A lover of Plutarchian parallels and contrasts would swiftly pass from Don Lorenzo Monaco to Masaccio. But one may better understand the new movement by taking first men who gradually and normally accepted the new knowledge. Such are Fra Angelico and Masolino, who began as Gothic painters and ended as Renaissance masters. They show us better the average drift of the times than does so revolutionary a figure as Masaccio.
Fig. 71. Lorenzo Monaco, Annunciation.—Trinità.
Fig. 72. Fra Angelico. Annunciation and Adoration of the Magi.—Museum of S. Marco.

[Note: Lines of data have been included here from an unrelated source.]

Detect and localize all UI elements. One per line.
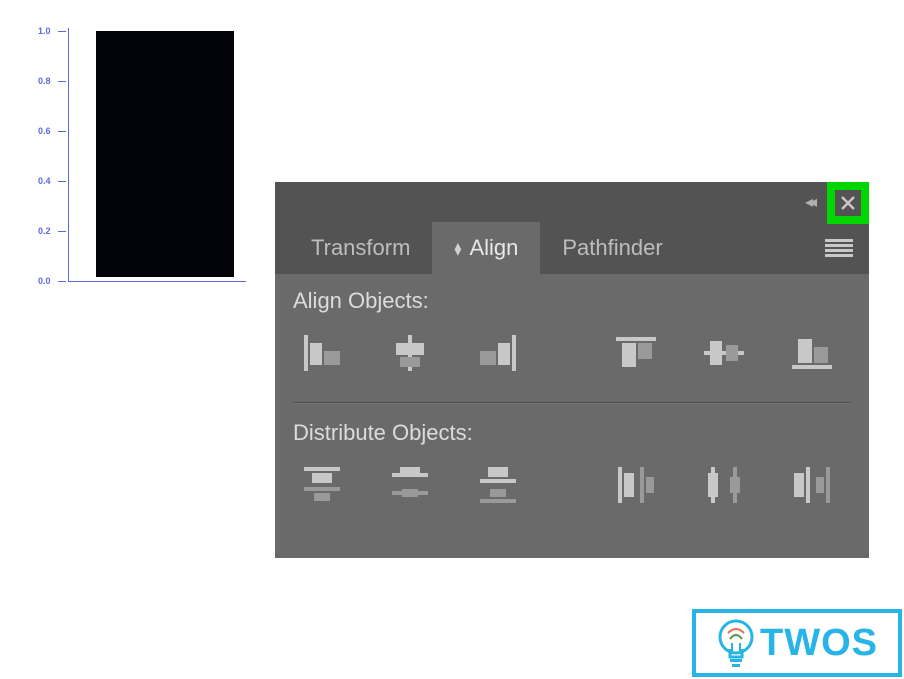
align-top-button[interactable] xyxy=(607,324,665,382)
section-label-align: Align Objects: xyxy=(293,288,851,314)
align-bottom-button[interactable] xyxy=(783,324,841,382)
panel-tabs: Transform ▴▾ Align Pathfinder xyxy=(275,222,869,274)
axis-tick: 0.8 xyxy=(38,76,51,86)
distribute-left-button[interactable] xyxy=(607,456,665,514)
align-right-icon xyxy=(476,333,520,373)
distribute-horizontal-center-icon xyxy=(702,463,746,507)
tab-label: Pathfinder xyxy=(562,235,662,261)
tick-mark xyxy=(58,181,66,182)
distribute-top-icon xyxy=(300,463,344,507)
panel-topbar: ◂◂ xyxy=(275,182,869,222)
align-horizontal-center-icon xyxy=(388,333,432,373)
distribute-top-button[interactable] xyxy=(293,456,351,514)
expand-collapse-icon: ▴▾ xyxy=(454,242,461,254)
distribute-right-icon xyxy=(790,463,834,507)
tick-mark xyxy=(58,131,66,132)
tab-transform[interactable]: Transform xyxy=(289,222,432,274)
tick-mark xyxy=(58,231,66,232)
axis-tick: 0.4 xyxy=(38,176,51,186)
divider xyxy=(293,402,851,404)
distribute-right-button[interactable] xyxy=(783,456,841,514)
align-objects-row xyxy=(293,324,851,382)
panel-body: Align Objects: xyxy=(275,274,869,558)
tick-mark xyxy=(58,281,66,282)
align-hcenter-button[interactable] xyxy=(381,324,439,382)
collapse-panel-icon[interactable]: ◂◂ xyxy=(805,192,813,212)
tab-align[interactable]: ▴▾ Align xyxy=(432,222,540,274)
align-vertical-center-icon xyxy=(702,333,746,373)
align-top-icon xyxy=(614,333,658,373)
axis-tick: 1.0 xyxy=(38,26,51,36)
axis-tick: 0.2 xyxy=(38,226,51,236)
align-left-icon xyxy=(300,333,344,373)
distribute-vcenter-button[interactable] xyxy=(381,456,439,514)
tick-mark xyxy=(58,31,66,32)
align-bottom-icon xyxy=(790,333,834,373)
axis-tick: 0.0 xyxy=(38,276,51,286)
align-left-button[interactable] xyxy=(293,324,351,382)
hamburger-icon xyxy=(825,239,853,257)
align-vcenter-button[interactable] xyxy=(695,324,753,382)
section-label-distribute: Distribute Objects: xyxy=(293,420,851,446)
align-panel: ◂◂ Transform ▴▾ Align Pathfinder xyxy=(275,182,869,558)
watermark-logo: TWOS xyxy=(692,609,902,677)
close-panel-highlight xyxy=(827,182,869,224)
tick-mark xyxy=(58,81,66,82)
tab-label: Align xyxy=(469,235,518,261)
close-icon xyxy=(839,194,857,212)
distribute-hcenter-button[interactable] xyxy=(695,456,753,514)
tab-pathfinder[interactable]: Pathfinder xyxy=(540,222,684,274)
selected-rectangle[interactable] xyxy=(96,31,234,277)
panel-menu-button[interactable] xyxy=(825,239,853,257)
lightbulb-icon xyxy=(716,617,756,669)
tab-label: Transform xyxy=(311,235,410,261)
distribute-left-icon xyxy=(614,463,658,507)
canvas-area: 1.0 0.8 0.6 0.4 0.2 0.0 xyxy=(38,28,248,288)
distribute-bottom-button[interactable] xyxy=(469,456,527,514)
distribute-objects-row xyxy=(293,456,851,514)
close-panel-button[interactable] xyxy=(835,190,861,216)
axis-tick: 0.6 xyxy=(38,126,51,136)
distribute-vertical-center-icon xyxy=(388,463,432,507)
distribute-bottom-icon xyxy=(476,463,520,507)
logo-text: TWOS xyxy=(760,622,878,665)
align-right-button[interactable] xyxy=(469,324,527,382)
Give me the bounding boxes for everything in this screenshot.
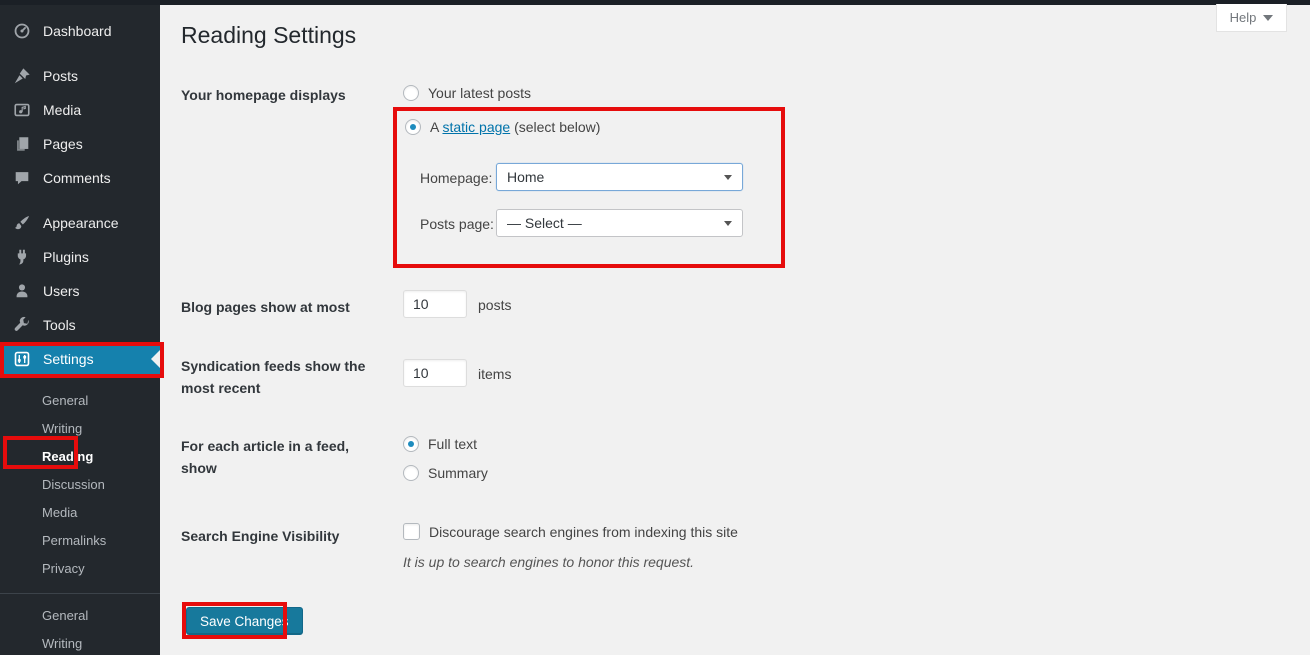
sidebar-item-label: Pages [43, 136, 83, 152]
pages-icon [13, 135, 31, 153]
submenu-item-privacy[interactable]: Privacy [0, 554, 160, 582]
posts-page-select[interactable]: — Select — [496, 209, 743, 237]
help-label: Help [1230, 10, 1257, 25]
static-page-radio-row: A static page (select below) [405, 119, 600, 135]
sidebar-item-settings[interactable]: Settings [0, 342, 160, 376]
submenu-label: Media [42, 505, 77, 520]
submenu-item-writing[interactable]: Writing [0, 414, 160, 442]
discourage-indexing-label: Discourage search engines from indexing … [429, 524, 738, 540]
select-caret-icon [724, 221, 732, 226]
sidebar-item-tools[interactable]: Tools [0, 308, 160, 342]
full-text-radio[interactable] [403, 436, 419, 452]
blog-pages-label: Blog pages show at most [181, 296, 376, 318]
sidebar-item-label: Media [43, 102, 81, 118]
sidebar-item-posts[interactable]: Posts [0, 59, 160, 93]
search-visibility-note: It is up to search engines to honor this… [403, 554, 694, 570]
dashboard-gauge-icon [13, 22, 31, 40]
wrench-icon [13, 316, 31, 334]
sidebar-item-users[interactable]: Users [0, 274, 160, 308]
help-dropdown-button[interactable]: Help [1216, 4, 1287, 32]
sidebar-item-plugins[interactable]: Plugins [0, 240, 160, 274]
submenu-label: Permalinks [42, 533, 106, 548]
homepage-displays-label: Your homepage displays [181, 84, 376, 106]
feed-article-label: For each article in a feed, show [181, 435, 376, 480]
sidebar-item-label: Comments [43, 170, 111, 186]
posts-page-select-label: Posts page: [420, 216, 494, 232]
sidebar-item-label: Dashboard [43, 23, 112, 39]
admin-topbar [0, 0, 1310, 5]
submenu-item-general-2[interactable]: General [0, 601, 160, 629]
latest-posts-radio[interactable] [403, 85, 419, 101]
static-page-label: A static page (select below) [430, 119, 600, 135]
sidebar-item-label: Posts [43, 68, 78, 84]
discourage-indexing-row: Discourage search engines from indexing … [403, 523, 738, 540]
static-suffix: (select below) [510, 119, 600, 135]
sidebar-item-label: Appearance [43, 215, 119, 231]
sidebar-item-dashboard[interactable]: Dashboard [0, 14, 160, 48]
submenu-label: General [42, 608, 88, 623]
homepage-select-value: Home [507, 169, 544, 185]
paintbrush-icon [13, 214, 31, 232]
static-prefix: A [430, 119, 442, 135]
syndication-input[interactable] [403, 359, 467, 387]
sidebar-item-label: Tools [43, 317, 76, 333]
posts-page-select-value: — Select — [507, 215, 582, 231]
blog-pages-unit: posts [478, 297, 511, 313]
settings-sliders-icon [13, 350, 31, 368]
homepage-select-label: Homepage: [420, 170, 492, 186]
submenu-item-discussion[interactable]: Discussion [0, 470, 160, 498]
summary-radio-row: Summary [403, 465, 488, 481]
full-text-radio-row: Full text [403, 436, 477, 452]
discourage-indexing-checkbox[interactable] [403, 523, 420, 540]
summary-radio[interactable] [403, 465, 419, 481]
homepage-select[interactable]: Home [496, 163, 743, 191]
sidebar-item-label: Settings [43, 351, 94, 367]
submenu-label: Writing [42, 636, 82, 651]
comment-bubble-icon [13, 169, 31, 187]
sidebar-item-media[interactable]: Media [0, 93, 160, 127]
user-icon [13, 282, 31, 300]
plug-icon [13, 248, 31, 266]
admin-sidebar: Dashboard Posts Media Pages Comments [0, 5, 160, 655]
save-changes-button[interactable]: Save Changes [186, 607, 303, 635]
full-text-label: Full text [428, 436, 477, 452]
blog-pages-input[interactable] [403, 290, 467, 318]
sidebar-item-label: Plugins [43, 249, 89, 265]
submenu-label: Reading [42, 449, 93, 464]
active-menu-arrow [151, 350, 160, 368]
submenu-item-permalinks[interactable]: Permalinks [0, 526, 160, 554]
submenu-item-writing-2[interactable]: Writing [0, 629, 160, 655]
search-visibility-label: Search Engine Visibility [181, 525, 376, 547]
submenu-item-reading[interactable]: Reading [0, 442, 160, 470]
static-page-link[interactable]: static page [442, 119, 510, 135]
syndication-unit: items [478, 366, 511, 382]
chevron-down-icon [1263, 15, 1273, 21]
sidebar-item-comments[interactable]: Comments [0, 161, 160, 195]
syndication-label: Syndication feeds show the most recent [181, 355, 376, 400]
wordpress-admin-screen: Dashboard Posts Media Pages Comments [0, 0, 1310, 655]
submenu-label: Privacy [42, 561, 85, 576]
media-icon [13, 101, 31, 119]
submenu-item-general[interactable]: General [0, 386, 160, 414]
select-caret-icon [724, 175, 732, 180]
latest-posts-label: Your latest posts [428, 85, 531, 101]
static-page-radio[interactable] [405, 119, 421, 135]
submenu-label: General [42, 393, 88, 408]
sidebar-divider [0, 593, 160, 594]
summary-label: Summary [428, 465, 488, 481]
submenu-label: Discussion [42, 477, 105, 492]
latest-posts-radio-row: Your latest posts [403, 85, 531, 101]
sidebar-item-label: Users [43, 283, 80, 299]
sidebar-item-pages[interactable]: Pages [0, 127, 160, 161]
page-title: Reading Settings [181, 22, 356, 49]
submenu-item-media[interactable]: Media [0, 498, 160, 526]
sidebar-item-appearance[interactable]: Appearance [0, 206, 160, 240]
pushpin-icon [13, 67, 31, 85]
submenu-label: Writing [42, 421, 82, 436]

Fig. 73. Fra Angelico. Coronation of the Virgin.—Louvre.
Fra Angelico[[30]] was born in 1387 and at twenty entered the religious state as a Dominican at Fiesole. How soon Fra Giovanni, not yet nicknamed Angelico, became a painter we hardly know. But four little pictures designed to inclose in their frames relics of the saints may represent his beginnings. Three are at San Marco, Florence, one in Mrs. John L. Gardner’s collection at Boston. The Little Annunciation with an Adoration of the Magi, Figure [72], may represent the work. It is refined, tender, of jewel-like freshness of color, graceful in linear arrangement, at first sight wholly Sienese in inspiration, and directly dependent on Lorenzo Monaco. A kind of veracity under the richness of the expression marks the work as after all straightforward and Florentine. The date may be about 1425, Fra Angelico, being in his middle thirties, and in his art about a century behind the times. In his early Gothic manner he conceived some of his masterpieces, such as the Coronation of the Virgin, with its glimpse of a celestial cloud land; and the whimsically beautiful Last Judgment. Both are at the Museum of San Marco. One can believe the report of Vasari that each day Fra Angelico prayed before touching brush to such masterpieces. Such pictures have the hush and charm of a celestial dreamland, a meditative beauty quite un-Florentine.
Fig. 74. Fra Angelico. Madonna dei Linaiuoli. Originally an outdoor tabernacle.—Museum of S. Marco.